Jasmine Todd: “It hasn’t been my year.”
July 2 was the last day Jasmine Todd would wear her Oregon singlet.
“I asked Coach Johnson if I was able to wear it, and he allowed me to wear the uniform one last time,” Todd said to reporters on Saturday. “So I kind of ended in the right way.”
Todd was a five-time All-American at Oregon and became yet another Duck sprinter who found success on the national stage. At the 2015 U.S. Outdoor Championships, she finished third in the 100 and fourth in the long jump with a school-record leap of 22-5 ¼.
But her career at Oregon came to a sudden halt when she was not able to compete in the NCAA Championships in June due to academic ineligibility. Though Todd technically has one year left of eligibility to compete collegiately — due to the fact that she missed most of her freshman season because of an injury — she most likely will not be returning to Oregon.
Just like her junior season, Todd’s push for the Rio de Janeiro Olympics also came to a sudden halt. On Sunday, during the third day of the U.S. Track and Field Olympic Trials, Todd failed to qualify for the finals in the women’s 100-meter. She placed last in her heat, and second to last overall with a time of 11.30 seconds.
“It hasn’t been my year this year,” said Todd. “But, how many people can say that it hasn’t been their year, but they made it to the Olympic trials? You can’t be too mad at that.”
The day before, she competed in both the final of the long jump and the first round of the women’s 100 meter dash, one right after the other.
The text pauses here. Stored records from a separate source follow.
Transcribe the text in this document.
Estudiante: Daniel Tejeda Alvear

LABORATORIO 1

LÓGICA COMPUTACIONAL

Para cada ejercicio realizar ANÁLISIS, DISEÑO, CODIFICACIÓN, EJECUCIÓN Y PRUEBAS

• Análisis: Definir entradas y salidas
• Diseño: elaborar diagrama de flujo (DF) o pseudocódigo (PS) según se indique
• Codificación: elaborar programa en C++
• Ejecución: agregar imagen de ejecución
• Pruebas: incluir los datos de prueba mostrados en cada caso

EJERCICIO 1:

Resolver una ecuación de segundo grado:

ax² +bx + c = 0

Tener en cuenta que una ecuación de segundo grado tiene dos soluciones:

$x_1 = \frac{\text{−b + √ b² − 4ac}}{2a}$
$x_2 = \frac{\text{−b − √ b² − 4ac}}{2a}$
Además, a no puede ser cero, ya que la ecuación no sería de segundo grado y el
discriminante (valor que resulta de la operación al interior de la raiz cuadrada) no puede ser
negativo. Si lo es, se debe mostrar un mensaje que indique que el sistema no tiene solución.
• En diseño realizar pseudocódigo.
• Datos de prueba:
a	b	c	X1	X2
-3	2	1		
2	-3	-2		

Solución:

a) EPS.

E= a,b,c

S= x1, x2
She had just finished her final jump when she was rushed to the starting line.
“I wish they didn’t put the long jump and the 100 in the same session, because it’s a lot on the body,” Todd said. “I didn’t really have 24 hours to recover, either.”
This isn’t the first time that Todd has competed in both events in the same day. During the 2015 Pac 12 Track and Field Championships, Todd competed in both events, finishing in first in the 100 with a time of 11.18 seconds and second in the long jump with a distance of 20 feet, 8.5 inches.
“I was definitely in a lot better shape than I am this year,” said Todd.
Saturday yielded much different results. Todd finished last in the long jump with a distance of 19-9¾, missing the Olympic team by a wide margin. Todd was about three feet away from the third place finisher (DeLoach jumped 22-9).
During the preliminary round on Friday, Todd jumped 21-2 ¾ and placed 12th out of 25 competitors to earn the final semifinal spot. Though it was a much further jump that her best semifinal mark, she would have only improved to 9th place had she jumped the same distance on Saturday.
As for the 100m, she was the last person that qualified to the second round. She had a time of 11.26, finishing fourth in her heat behind Tori Bowie, Barbara Pierre, and Kimberlyn Duncan.
With her collegiate career likely over, Todd will have to chart a new course, away from the school where she found so much success.
“My body just feels a little burnt out,” said Todd on Sunday. “I’ll be back next year, better than ever.”